Accoglie con un sorriso carico di nostalgia l'insegna del suo bar preferito, e con lo stesso sguardo con cui saluterebbe un amico che non vede da tanto, tantissimo tempo, spinge la porta verde, provocando l'allegro trillio che annuncia l'arrivo di un nuovo avventore e facendo il suo ingresso con altrettanta allegria; il “100” è il suo bar, per eccellenza.

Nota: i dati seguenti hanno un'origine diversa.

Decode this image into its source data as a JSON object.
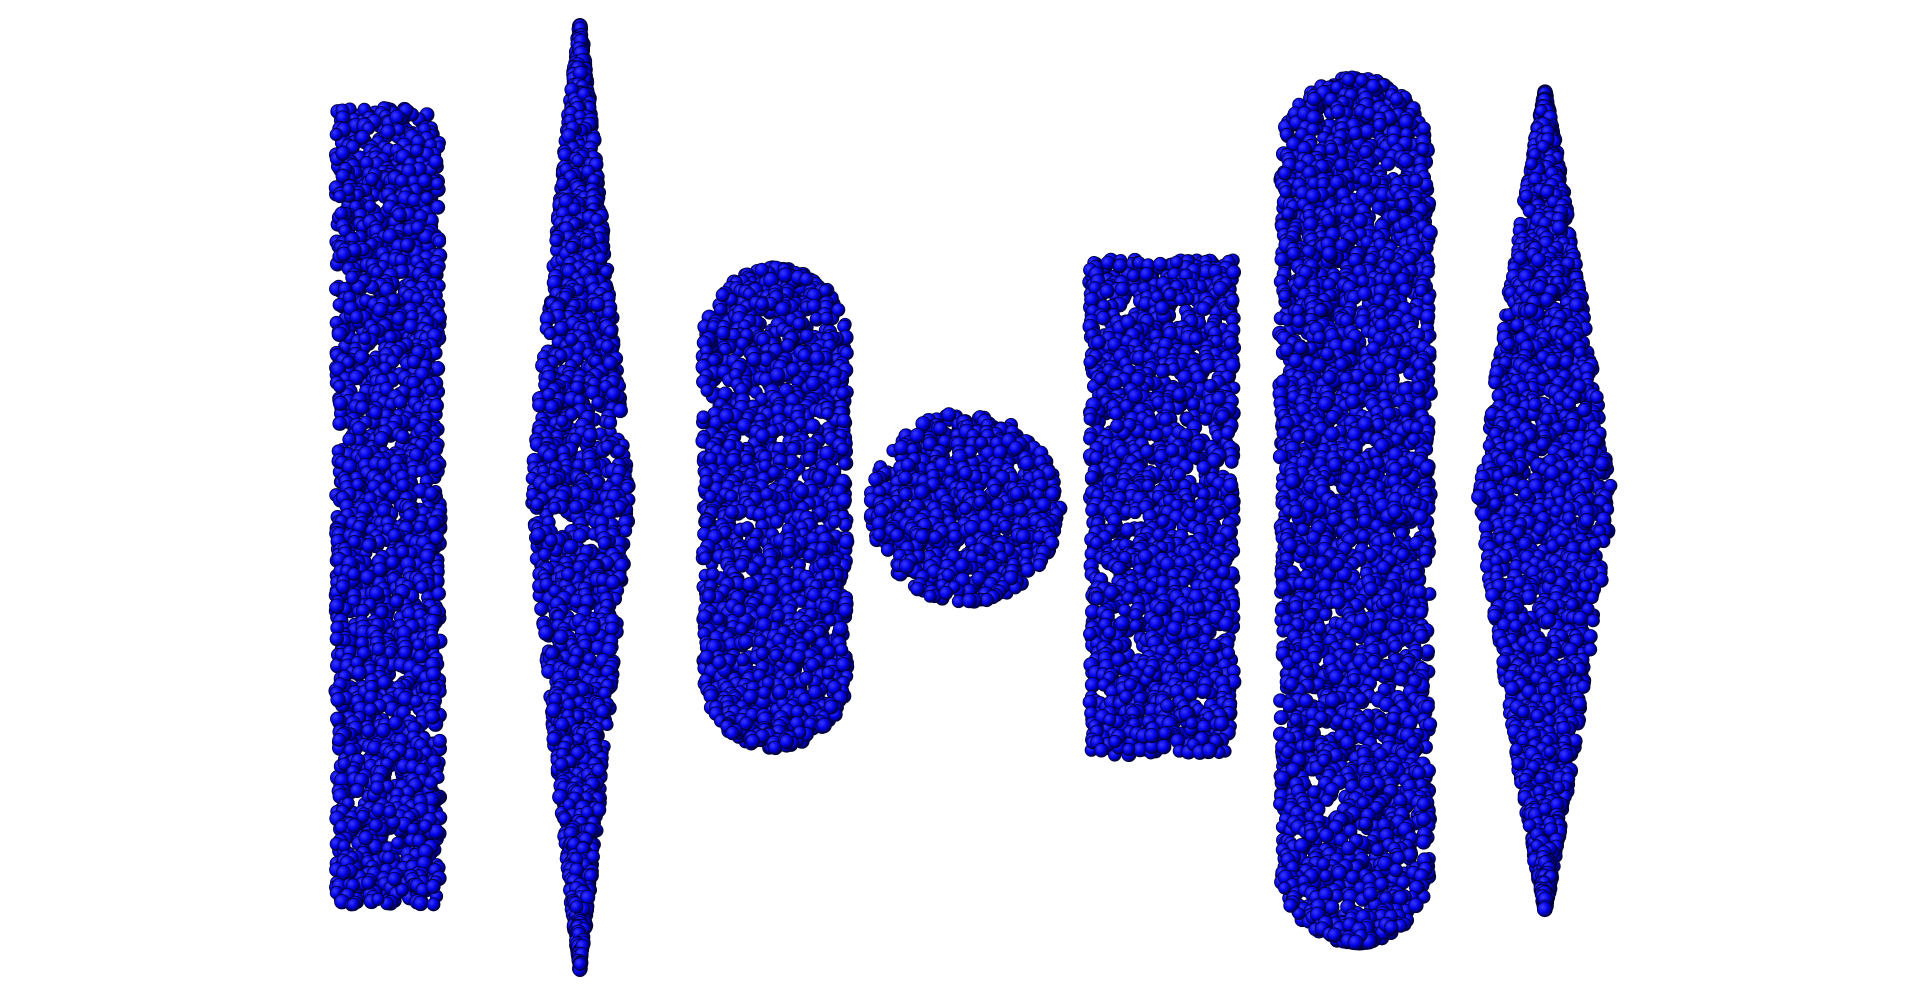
{
  "scene": {
    "background_color": "#ffffff",
    "particle_color": "#0000e6",
    "particle_highlight_color": "#3a3aff",
    "particle_edge_color": "#000033",
    "shapes": [
      {
        "name": "prism",
        "shape": "rectangular-prism"
      },
      {
        "name": "needle",
        "shape": "spindle"
      },
      {
        "name": "capsule",
        "shape": "capsule"
      },
      {
        "name": "sphere",
        "shape": "sphere"
      },
      {
        "name": "box",
        "shape": "rectangular-prism"
      },
      {
        "name": "tall-capsule",
        "shape": "capsule"
      },
      {
        "name": "spindle",
        "shape": "spindle"
      }
    ]
  }
}
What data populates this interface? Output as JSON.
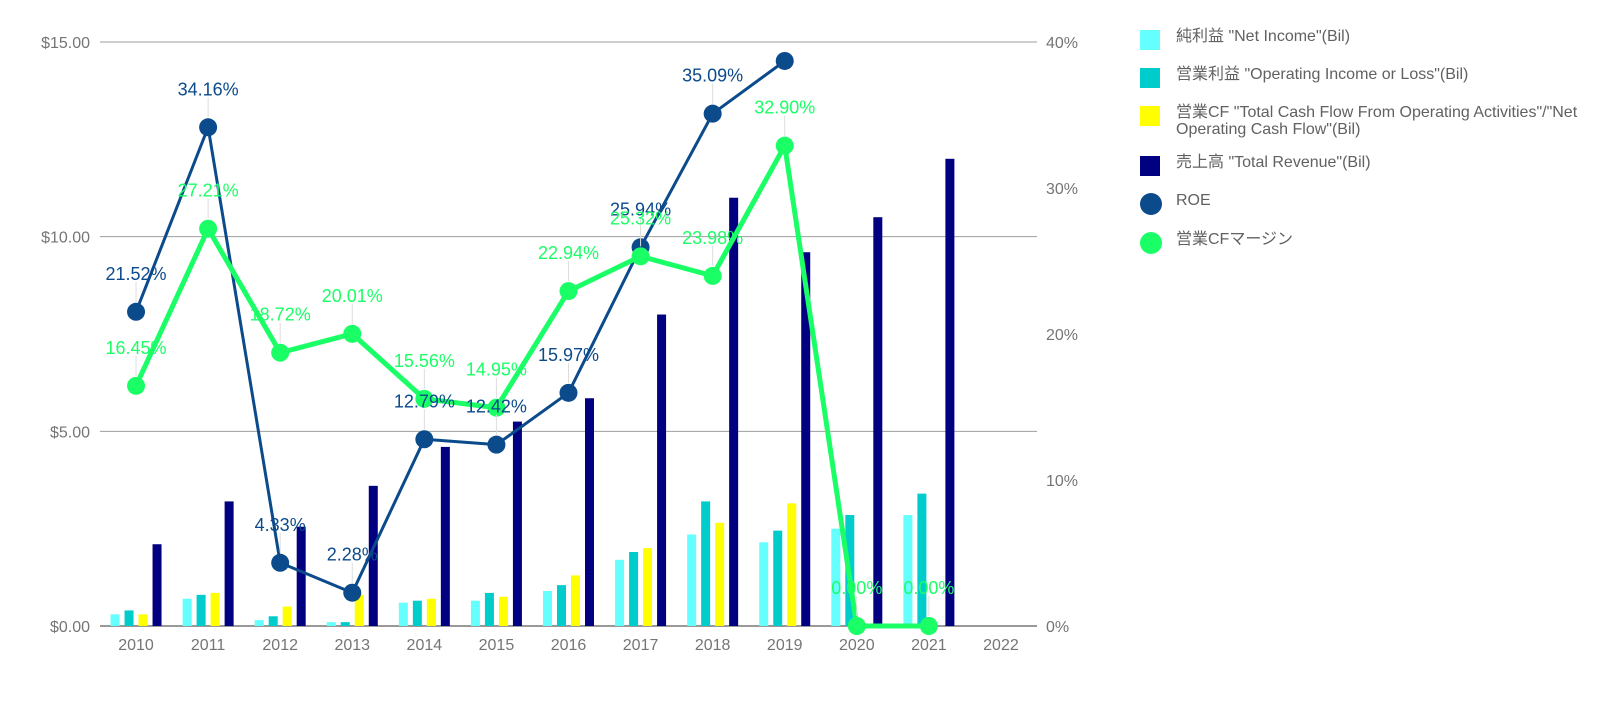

E' quello in cui si rifugiava quando non andava a scuola, si sistemava in un tavolino in un angolo, ordinava un caffè e leggeva un libro, oppure si limitava a guardare i vari clienti, divertendosi ad appioppare ad ognuno soprannomi diversi; alla sera, poi, ritornava insieme agli amici, per una birra e una sigaretta. E' successo tutto lì, tutto in quel bar; la sua prima volta è stata proprio nel bagno del locale e okay, forse in quanto a romanticismo lasciava un po' a desiderare, ma il ricordo è ancora ben fisso nella mente di Louis, perciò non può che provare del sincero affetto nei confronti di quei bagni. Inoltre, cosa forse più importante, era seduto ad uno di quei tavoli, quando ha ricevuto la chiamata di X-factor, quella che gli ha cambiato la vita irrimediabilmente.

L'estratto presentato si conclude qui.